Transparency ought to be welcomed by the professions


It is a great pity that professional bodies/institutions only move forward when forced, or threatened, by legislation. The reaction by the Irish Stock Exchange (ISE), and the Institute of Directors, to proposals by the Irish Association of Investment Managers (IAIM), on detailed disclosure of directors' remuneration, typifies the approach adopted by such bodies. Instead of welcoming the proposals as a further step towards greater transparency, the ISE said, it would examine the new guidelines, and also the comments by the Tanaiste and Minister for Enterprise, Trade and Employment, Ms Harney who warned that she would bring in legislation to force disclosure, if the guidelines are not adopted. The Institute of Directors merely said "anything the Minister says will be looked at very carefully".

Both bodies will, of course, have to formally consider the proposed new guidelines, but both have been sharply opposed to greater disclosure. However, they should have seen the light before now and joined in the movement towards greater transparency.

Now the ISE will have to stitch these into its rules as part of its listing requirements. But that will be viewed as a reluctant move.

There has been similar foot-dragging by the accountancy profession. The present probe into alleged professional misconduct by some members of the Institute of Chartered Accountants in Ireland is being held in private. But following pressure from Ms Harney, she has a representative in attendance. Also, the accountants have been forced to change their by-laws which will now allow disciplinary meetings to be held in public in the future. That is unless its disciplinary committee decides against such public meetings because it would be prejudicial to the defendants. And the endorsement of the new rules by over 90 per cent of the institute's members must be a good augury for the future.

Against that background, the move initiated by IAIM is a positive one. It is not long ago that some of its members did not think greater disclosure of directors' remuneration was important. AIMI's new stance has to be warmly welcomed.

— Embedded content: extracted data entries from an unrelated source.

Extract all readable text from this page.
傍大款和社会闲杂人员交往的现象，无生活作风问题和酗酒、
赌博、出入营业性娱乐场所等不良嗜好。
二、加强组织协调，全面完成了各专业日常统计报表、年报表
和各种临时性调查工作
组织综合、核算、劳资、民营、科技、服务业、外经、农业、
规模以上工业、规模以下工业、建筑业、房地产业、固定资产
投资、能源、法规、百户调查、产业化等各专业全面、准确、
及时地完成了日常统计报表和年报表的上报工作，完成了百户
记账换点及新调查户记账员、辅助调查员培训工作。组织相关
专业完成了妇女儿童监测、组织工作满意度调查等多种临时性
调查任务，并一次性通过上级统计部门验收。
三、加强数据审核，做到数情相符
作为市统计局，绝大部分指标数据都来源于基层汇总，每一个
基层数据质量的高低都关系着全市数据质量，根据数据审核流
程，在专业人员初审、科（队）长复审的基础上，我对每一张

The objections cited against greater disclosure of directors' remuneration, have always been spurious. These included the "peeping Tom" syndrome. Surprisingly, typifying that approach, one company director told The Irish Times last week that providing information on individual director' remuneration "would simply indulge the prurient interest of the public". Hopefully that is an isolated view. But the excuse mostly used by the objectors was that such disclosures would identify wealthy people and create security problems for them. Those objectors failed to say that those high profile people who were kidnapped, such as the family of Mr Jim Lacey of NIB, never had their remuneration disclosed and that they were targeted for different reasons. Also, those abducted tended to be proprietors of small cash-flow businesses. Those objections never did not stand up to scrutiny, and always had a distinctly hollow ring about them.

The ISE in defending its stance said the existing rules go further than company law requirement and also noted said London was the only exchange in Europe which had such demanding disclosure rules. That is true but who wants to follows continental Europe which is way behind in transparency. In any event, Irish publicly quoted companies which are among the world leaders, should emulate, or surpass, what is best. That means doing what the British and US companies do. It is obviously ridiculous when a Northern Ireland company, such as Ulster Television, gives a precise breakdown of individual director's remuneration when the Republic's leading companies only give an aggregation of directors' remuneration.

Indeed, the practice of lumping the remuneration got AIB into deep trouble in 1995 because an averaging of the figures showed the five executive directors getting an average pay rise of £165,000 each in the previous year. This, of course, was inflated by the inclusion of the remuneration paid to its US executive. AIB now discloses the US remuneration separately but still lumps the remaining remuneration. Clearly this is done for the bank's own selfish interests and not for its shareholders, customers, or indeed any other interested parties. Those in favour of getting rid of the heads-in-the-sand stance would have to agree with Ms Harney who said: "if the Taoiseach has to disclose his financial affairs, it is not reasonable for directors of public companies to be excluded from a regime of openness, transparency and accountability".

But Irish publicly quoted companies could go further by publishing quarterly figures. It is ludicrous that the US subsidiaries of companies do precisely that while their parents merely dollop out two parcels of figures - interim and final - a year.